It’s not easy to find a bull market in much of anything this year. 2022 has been an unusually challenging year for nearly all asset classes, including stocks, bonds, and real estate. Poor bond market performance stands out in particular – a result of high inflation and sharply rising interest rates that led to equity-like volatility and historic drawdowns in that asset class. As evidence-based investors, we know that diversifying stock investments by including short-term, high-quality bonds is an essential strategy for controlling risk in a portfolio. However, 2022 has also reminded us that nothing works in every period.
Within the broad equity universe, however, the declines have been very uneven. The worst performing sector this year has been U.S. large growth, especially the familiar technology companies that dominate financial media coverage. The Russell 1000 growth index, an index of U.S. large growth companies, has fallen more than 27% this year, on track for its worst calendar year performance since 2008. The more concentrated Nasdaq 100 index is down 33% year-to-date.
In contrast, value companies have outperformed (on a relative basis) by a wide margin, and this is true for both small and large capitalization stocks. The Russell 1000 value index is down by a far more modest 9.1% year-to-date. According to the Russell 1000 equity indexes, large value stocks have outperformed large growth stocks by 18.2% in 2022. This is the best calendar year outperformance for the value premium since 2000.
Small companies are outperforming large companies this year, as well.

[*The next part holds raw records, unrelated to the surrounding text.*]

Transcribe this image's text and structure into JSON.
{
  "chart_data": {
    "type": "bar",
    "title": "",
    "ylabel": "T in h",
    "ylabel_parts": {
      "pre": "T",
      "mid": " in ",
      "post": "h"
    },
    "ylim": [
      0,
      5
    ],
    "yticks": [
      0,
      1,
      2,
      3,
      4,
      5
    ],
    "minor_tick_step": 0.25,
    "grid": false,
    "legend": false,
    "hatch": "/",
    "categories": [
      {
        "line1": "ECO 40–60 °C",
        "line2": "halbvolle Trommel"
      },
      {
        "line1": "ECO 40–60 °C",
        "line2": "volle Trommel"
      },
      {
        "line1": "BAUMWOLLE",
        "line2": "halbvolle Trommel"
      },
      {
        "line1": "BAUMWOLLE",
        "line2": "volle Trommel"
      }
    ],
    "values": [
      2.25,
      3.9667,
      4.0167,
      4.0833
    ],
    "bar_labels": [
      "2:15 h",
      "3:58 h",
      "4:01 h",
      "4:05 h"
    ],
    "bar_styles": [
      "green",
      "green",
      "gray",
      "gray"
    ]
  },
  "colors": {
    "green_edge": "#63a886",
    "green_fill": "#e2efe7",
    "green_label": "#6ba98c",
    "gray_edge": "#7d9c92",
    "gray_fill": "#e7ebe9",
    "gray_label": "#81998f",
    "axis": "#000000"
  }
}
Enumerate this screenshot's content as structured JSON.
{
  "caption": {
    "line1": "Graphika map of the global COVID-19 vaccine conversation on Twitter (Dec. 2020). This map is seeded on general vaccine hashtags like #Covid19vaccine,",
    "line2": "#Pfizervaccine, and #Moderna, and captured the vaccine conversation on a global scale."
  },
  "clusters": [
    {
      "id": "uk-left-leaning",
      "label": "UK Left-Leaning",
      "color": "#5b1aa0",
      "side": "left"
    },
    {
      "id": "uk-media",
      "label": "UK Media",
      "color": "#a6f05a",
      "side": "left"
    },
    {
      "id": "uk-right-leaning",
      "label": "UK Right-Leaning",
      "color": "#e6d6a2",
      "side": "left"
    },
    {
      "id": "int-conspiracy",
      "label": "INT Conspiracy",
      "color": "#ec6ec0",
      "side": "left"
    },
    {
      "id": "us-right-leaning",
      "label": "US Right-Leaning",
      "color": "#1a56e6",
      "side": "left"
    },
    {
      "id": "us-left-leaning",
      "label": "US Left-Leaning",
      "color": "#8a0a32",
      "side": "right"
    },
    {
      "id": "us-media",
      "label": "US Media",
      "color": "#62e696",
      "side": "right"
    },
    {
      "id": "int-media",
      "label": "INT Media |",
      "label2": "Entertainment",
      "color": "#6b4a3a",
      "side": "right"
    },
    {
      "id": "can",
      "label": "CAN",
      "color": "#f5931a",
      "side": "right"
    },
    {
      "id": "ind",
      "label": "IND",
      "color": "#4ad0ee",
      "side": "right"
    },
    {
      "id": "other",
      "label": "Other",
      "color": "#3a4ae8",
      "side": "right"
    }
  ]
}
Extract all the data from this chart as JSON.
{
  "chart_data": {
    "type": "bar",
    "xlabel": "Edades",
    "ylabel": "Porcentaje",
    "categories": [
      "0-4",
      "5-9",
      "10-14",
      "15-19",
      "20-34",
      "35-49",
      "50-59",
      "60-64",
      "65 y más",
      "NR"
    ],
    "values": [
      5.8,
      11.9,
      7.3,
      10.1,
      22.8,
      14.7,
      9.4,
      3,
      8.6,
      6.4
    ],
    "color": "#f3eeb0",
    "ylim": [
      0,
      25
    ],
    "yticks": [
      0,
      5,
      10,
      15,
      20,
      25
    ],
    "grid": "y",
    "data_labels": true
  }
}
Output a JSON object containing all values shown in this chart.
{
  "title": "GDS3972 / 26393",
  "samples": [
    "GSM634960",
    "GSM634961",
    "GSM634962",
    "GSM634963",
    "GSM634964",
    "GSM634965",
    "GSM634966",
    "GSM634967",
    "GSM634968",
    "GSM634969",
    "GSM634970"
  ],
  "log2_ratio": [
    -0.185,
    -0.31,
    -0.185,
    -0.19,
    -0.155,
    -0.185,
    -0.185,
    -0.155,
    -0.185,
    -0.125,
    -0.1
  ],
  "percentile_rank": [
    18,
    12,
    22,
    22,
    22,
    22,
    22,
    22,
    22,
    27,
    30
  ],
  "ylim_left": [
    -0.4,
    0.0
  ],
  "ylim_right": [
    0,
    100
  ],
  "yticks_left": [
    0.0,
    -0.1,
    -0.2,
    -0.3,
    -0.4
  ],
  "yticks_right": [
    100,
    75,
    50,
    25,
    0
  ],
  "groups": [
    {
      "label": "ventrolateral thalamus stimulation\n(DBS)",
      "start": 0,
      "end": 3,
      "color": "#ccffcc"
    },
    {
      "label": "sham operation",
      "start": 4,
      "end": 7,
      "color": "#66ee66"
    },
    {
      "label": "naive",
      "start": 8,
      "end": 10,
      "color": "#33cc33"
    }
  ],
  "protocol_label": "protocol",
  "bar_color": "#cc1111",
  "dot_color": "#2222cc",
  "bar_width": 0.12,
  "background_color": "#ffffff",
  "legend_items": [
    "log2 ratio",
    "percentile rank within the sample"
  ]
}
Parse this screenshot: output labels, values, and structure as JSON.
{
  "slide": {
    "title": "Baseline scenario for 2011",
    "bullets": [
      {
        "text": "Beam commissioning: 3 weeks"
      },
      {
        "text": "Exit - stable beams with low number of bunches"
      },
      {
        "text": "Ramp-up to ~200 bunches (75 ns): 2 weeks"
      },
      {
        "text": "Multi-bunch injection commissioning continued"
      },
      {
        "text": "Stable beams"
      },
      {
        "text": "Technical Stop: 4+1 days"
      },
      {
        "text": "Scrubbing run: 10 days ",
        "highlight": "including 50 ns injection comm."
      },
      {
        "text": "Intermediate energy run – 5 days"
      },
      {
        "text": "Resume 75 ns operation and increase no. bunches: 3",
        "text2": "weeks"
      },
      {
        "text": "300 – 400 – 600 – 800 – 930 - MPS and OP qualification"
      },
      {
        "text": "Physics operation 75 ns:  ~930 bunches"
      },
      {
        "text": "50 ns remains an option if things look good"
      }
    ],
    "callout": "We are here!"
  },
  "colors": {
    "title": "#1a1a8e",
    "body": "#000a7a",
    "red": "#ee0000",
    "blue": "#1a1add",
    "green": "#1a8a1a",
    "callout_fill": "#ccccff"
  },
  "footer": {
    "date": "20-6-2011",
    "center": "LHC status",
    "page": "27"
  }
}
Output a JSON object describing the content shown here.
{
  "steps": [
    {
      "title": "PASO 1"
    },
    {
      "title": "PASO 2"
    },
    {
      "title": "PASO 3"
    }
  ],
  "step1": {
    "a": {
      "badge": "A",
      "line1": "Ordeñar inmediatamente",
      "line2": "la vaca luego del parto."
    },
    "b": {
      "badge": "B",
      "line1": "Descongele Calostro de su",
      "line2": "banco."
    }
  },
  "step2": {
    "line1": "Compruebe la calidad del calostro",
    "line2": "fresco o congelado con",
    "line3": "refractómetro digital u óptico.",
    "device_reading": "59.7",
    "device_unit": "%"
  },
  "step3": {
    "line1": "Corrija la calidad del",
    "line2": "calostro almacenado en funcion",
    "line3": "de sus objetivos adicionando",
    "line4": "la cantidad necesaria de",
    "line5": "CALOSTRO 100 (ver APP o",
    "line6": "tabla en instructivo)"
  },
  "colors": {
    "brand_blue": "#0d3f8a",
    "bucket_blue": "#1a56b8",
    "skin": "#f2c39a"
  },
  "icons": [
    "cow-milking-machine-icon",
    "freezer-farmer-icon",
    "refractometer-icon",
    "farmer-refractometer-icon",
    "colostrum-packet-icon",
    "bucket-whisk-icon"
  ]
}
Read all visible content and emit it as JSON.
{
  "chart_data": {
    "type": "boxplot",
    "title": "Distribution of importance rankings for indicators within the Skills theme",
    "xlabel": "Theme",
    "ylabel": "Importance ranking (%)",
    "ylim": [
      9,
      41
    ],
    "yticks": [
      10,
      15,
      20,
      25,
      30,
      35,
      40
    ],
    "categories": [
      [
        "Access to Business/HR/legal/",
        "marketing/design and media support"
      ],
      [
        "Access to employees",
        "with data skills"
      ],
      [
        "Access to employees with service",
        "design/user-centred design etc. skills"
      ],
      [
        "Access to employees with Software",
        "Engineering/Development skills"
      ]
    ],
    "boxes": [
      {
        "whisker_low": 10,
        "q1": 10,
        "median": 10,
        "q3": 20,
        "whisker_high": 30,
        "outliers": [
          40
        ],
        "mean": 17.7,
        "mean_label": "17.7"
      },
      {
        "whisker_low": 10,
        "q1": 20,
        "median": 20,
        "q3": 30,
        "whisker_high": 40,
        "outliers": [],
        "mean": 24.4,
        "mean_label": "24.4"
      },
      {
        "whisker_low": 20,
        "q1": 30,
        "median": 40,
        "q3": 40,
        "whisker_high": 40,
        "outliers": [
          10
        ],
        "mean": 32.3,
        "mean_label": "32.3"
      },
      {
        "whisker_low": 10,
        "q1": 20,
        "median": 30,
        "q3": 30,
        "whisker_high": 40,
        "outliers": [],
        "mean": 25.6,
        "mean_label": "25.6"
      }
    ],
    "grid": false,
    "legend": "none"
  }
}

For the first 10 months of 2022, the S&P 600 index of small U.S. stocks outperformed the Russell 1000 index of large stocks by about 5½%. U.S. companies that fit both small and value categories are down a relatively modest 6% through October 31, far better than U.S. stocks overall. And finally, highly profitable companies are also having a good year on a relative basis.
While the factor performance differentials are large this year, they are still small compared to the early years of this century. In the first three years of the 2000s, value outperformed growth by a whopping 41%, and small outperformed large by almost as much (38.5%). Factor outperformance often arrives this way — in unpredictable and outsized bursts. Because of this pattern, investors can sometimes lose patience in these strategies that don’t “work” year in and year out.
According to academic research, we know that structuring portfolios to capture certain risk factors (size, value, and profitability) should lead to enhanced performance over time. This year, negative total figures across the board are obscuring an underlying market dynamic, namely, a strong bull market in the performance of these factors. When we dive deeper into the relative performance of various market segments, the “hidden” bull market of 2022 is finally revealed.